PowerPC gives you the small advantages that help make it an Amiga. Lower power, the endianness is right, code is marginally more portable, you can point to the d*mn thing and say that, even if it's overpriced, "This is an Amiga." There's a lot of value in that if you can manage to make money off it. Then, when you
do take advantages of the differences in hardware (Altivec, extra registers, reduced latencies in places that go over my head
), you have something concrete to point to that can't immediately be reproduced by the competition (well, except for Apple, but these days, they probably already had it anyway)... and you can hope for any other miracles that just
might put you light-years ahead of the competition again, as much of a snowball's-chance that may be.
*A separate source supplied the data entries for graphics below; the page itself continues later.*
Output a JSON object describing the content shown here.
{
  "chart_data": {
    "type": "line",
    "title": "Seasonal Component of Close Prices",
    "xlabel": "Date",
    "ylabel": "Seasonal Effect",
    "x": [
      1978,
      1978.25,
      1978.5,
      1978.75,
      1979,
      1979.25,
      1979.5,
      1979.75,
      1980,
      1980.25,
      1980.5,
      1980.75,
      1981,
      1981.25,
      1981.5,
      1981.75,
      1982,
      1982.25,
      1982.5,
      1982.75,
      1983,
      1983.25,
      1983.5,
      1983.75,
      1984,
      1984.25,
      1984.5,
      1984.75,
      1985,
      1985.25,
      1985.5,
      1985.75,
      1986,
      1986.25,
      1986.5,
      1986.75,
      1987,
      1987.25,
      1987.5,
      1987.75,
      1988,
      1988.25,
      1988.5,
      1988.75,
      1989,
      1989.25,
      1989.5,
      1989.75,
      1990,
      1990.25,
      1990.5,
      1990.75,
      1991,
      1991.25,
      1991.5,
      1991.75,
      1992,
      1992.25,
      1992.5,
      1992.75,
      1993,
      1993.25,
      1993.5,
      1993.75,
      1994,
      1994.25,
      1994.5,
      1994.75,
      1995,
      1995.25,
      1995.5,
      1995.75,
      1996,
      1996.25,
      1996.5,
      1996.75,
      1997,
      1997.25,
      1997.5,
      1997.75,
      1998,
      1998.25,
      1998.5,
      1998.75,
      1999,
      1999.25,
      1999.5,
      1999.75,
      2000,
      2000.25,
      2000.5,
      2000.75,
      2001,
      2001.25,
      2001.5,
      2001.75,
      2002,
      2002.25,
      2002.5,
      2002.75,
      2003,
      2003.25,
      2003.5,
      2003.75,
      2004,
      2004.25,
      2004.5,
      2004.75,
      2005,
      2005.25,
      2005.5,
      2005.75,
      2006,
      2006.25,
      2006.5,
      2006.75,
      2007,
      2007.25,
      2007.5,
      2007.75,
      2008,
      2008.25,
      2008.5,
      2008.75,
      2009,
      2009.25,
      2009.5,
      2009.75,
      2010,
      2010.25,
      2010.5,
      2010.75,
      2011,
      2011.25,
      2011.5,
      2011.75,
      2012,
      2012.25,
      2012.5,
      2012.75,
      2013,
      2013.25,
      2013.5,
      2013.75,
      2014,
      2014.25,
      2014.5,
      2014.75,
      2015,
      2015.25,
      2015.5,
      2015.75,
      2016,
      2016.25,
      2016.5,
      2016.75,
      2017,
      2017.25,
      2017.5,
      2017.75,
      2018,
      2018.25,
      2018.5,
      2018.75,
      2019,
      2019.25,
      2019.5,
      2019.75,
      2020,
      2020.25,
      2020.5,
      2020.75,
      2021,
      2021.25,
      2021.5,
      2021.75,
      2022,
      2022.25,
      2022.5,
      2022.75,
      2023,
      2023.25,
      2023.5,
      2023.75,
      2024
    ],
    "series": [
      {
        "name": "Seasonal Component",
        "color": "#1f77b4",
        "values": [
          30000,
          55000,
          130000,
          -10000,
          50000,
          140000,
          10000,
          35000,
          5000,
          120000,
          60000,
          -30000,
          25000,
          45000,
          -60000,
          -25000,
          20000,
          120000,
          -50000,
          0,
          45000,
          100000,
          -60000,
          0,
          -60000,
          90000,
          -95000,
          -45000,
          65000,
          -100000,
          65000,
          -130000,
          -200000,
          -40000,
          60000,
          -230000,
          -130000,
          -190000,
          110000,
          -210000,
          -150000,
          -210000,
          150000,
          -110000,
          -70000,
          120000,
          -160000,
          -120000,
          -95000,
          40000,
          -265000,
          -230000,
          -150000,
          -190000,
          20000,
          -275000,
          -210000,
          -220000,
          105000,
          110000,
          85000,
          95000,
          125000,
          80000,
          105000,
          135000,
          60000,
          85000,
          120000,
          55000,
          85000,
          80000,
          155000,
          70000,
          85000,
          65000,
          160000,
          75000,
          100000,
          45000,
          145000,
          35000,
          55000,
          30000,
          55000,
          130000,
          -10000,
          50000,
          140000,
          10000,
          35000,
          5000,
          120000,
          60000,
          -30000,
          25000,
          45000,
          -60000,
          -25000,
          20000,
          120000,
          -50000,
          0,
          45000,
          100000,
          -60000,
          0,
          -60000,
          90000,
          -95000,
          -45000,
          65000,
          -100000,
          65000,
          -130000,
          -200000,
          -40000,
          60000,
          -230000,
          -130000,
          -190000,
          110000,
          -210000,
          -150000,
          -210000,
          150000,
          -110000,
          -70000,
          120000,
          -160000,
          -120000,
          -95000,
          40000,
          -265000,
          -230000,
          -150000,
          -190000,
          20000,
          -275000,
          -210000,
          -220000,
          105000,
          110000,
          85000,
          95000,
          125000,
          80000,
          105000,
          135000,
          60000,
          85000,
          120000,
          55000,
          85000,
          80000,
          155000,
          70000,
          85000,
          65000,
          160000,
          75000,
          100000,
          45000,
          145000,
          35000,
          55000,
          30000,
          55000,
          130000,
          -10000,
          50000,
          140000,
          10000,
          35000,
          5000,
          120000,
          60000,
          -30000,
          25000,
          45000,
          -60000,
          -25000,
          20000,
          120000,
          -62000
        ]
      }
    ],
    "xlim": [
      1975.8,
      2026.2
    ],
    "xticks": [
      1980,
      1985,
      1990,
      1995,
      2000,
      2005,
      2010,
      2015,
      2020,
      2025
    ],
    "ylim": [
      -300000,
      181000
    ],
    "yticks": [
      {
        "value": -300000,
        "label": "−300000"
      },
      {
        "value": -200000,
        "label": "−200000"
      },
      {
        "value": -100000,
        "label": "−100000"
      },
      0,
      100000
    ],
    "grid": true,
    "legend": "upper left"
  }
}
Hey, Amithlon and OS XL should exist (barring legal issues, of course). The same thing for the PPC OS should exist, if people want it -- this isn't the Apple scene, there should, in theory, be a way to get this stuff done without throwing lawsuits everywhere. Heck, I'll say it: even MorphOS should exist, in whatever incarnations it took (all that, and it comes down to #$%#ing MUI?) -- though the initial EULA concerns and so forth were to be an expected cost-of-doing-business with that. OS5 on x86 should exist, if anyone's still banging away on ISA abstraction -- that'd be light-years ahead, though it seems it'll take that long for Fleecy to get the rest of the design docs beamed into his head from Cygnus A. :-D
...But OS4? On x86? Hey, it's called Windows 98, and I hear it runs Amiga emulators pretty snappily, too.
Where's the fun in that? Demos, hardware banging? There's already
V2...
On the other hand, if you pick a different pony, there's at least that slim, slim chance you'll find an advantage of the sort that can't be co-opted in the competition's next point release... and if you're throwing money down the hole chasing something ridiculous (A new AmigaOS? Are you out of your mind?), might as well do it in a way where there's possibly, maybe, just
hopefully the slightest possibility you can win.
If you didn't read Slashdot today,
there is a snowball's chance. (Hmm, now what scene could be more familiar with coding for bizarre hybrid architectures?)